The fiddle that floated to the surface after Tjoflot drowned on the morning of June 11, 1898 was repaired by the violin maker Knut Eilevsson Steintjønndalen, who had also made the instrument. The fiddle was restored to its original condition, but perhaps not as good as when it was owned by Tjoflot, who considered it a top-quality instrument. The fiddle is now displayed at the Hardanger Folk Museum in Utne, which lies across the Hardanger Fjord from the village of Tjoflot.

==Musical work==
Tjoflot composed Hardanger fiddle pieces (slåtter), schottisches, waltzes, and other pieces. He was especially fond of playing pieces for turning dances (runddans). He established his own Tjoflot version of tunes for turning dances. Tjoflot had a distinctive style of playing and way of performing material that was well-liked by people. He also taught several folk musicians in Hardanger, and he taught them the Hardanger fiddle pieces that he had learned from others as well as his own compositions.
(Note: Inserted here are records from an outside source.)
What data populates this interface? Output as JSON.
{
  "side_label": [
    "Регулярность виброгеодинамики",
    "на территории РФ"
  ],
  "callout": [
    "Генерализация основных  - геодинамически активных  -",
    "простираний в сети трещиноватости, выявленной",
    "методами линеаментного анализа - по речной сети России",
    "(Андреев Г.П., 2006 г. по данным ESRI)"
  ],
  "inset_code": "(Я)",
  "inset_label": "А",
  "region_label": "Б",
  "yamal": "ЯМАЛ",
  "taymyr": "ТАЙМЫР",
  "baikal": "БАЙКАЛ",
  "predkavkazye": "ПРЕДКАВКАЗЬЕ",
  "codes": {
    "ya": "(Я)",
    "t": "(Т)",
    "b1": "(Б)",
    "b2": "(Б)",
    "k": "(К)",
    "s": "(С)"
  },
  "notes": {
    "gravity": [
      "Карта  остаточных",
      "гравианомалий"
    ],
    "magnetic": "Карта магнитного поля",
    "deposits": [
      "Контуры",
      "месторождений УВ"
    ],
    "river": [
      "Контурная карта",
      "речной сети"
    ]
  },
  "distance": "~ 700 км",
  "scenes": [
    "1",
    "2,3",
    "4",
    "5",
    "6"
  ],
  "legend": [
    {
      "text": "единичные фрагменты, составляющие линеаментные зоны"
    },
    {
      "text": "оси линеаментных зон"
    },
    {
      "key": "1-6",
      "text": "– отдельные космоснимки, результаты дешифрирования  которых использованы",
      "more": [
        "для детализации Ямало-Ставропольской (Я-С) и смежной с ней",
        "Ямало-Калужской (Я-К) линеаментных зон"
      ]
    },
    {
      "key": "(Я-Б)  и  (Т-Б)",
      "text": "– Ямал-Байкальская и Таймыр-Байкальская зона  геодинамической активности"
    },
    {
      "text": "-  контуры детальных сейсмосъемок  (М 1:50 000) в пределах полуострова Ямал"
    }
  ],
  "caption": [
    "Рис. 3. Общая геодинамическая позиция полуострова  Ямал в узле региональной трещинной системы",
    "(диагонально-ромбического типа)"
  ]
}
Tjoflot's Hardanger fiddle pieces and waltzes are also performed today, and recordings of them have been played on the folk music program on Norwegian radio. About 20 waltzes are known based on the work of Nils Tjoflot. Many of these waltzes were recorded by the folk musician Anders S. Kjerland from Granvin.

In 2008, the diatonic button accordion player Rannveig Djønne released a CD called Spelferd heim – slåtter frå Hardanger og Voss på durspel (Spelferd Heim: Tunes from Hardanger and Voss for Button Accordion) on which she performs three pieces by Nils Tjoflot: "Hamborgar etter Nils Tjoflot" (Hamburg Melody by Nils Tjoflot), "Reinlender etter Nils Tjoflot" (Rhineland Melody by Nils Tjoflot), and the well-known "Ginavalsen" (Gina Waltz), which he wrote in heartbreak when he learned that the girl he loved had become engaged to another.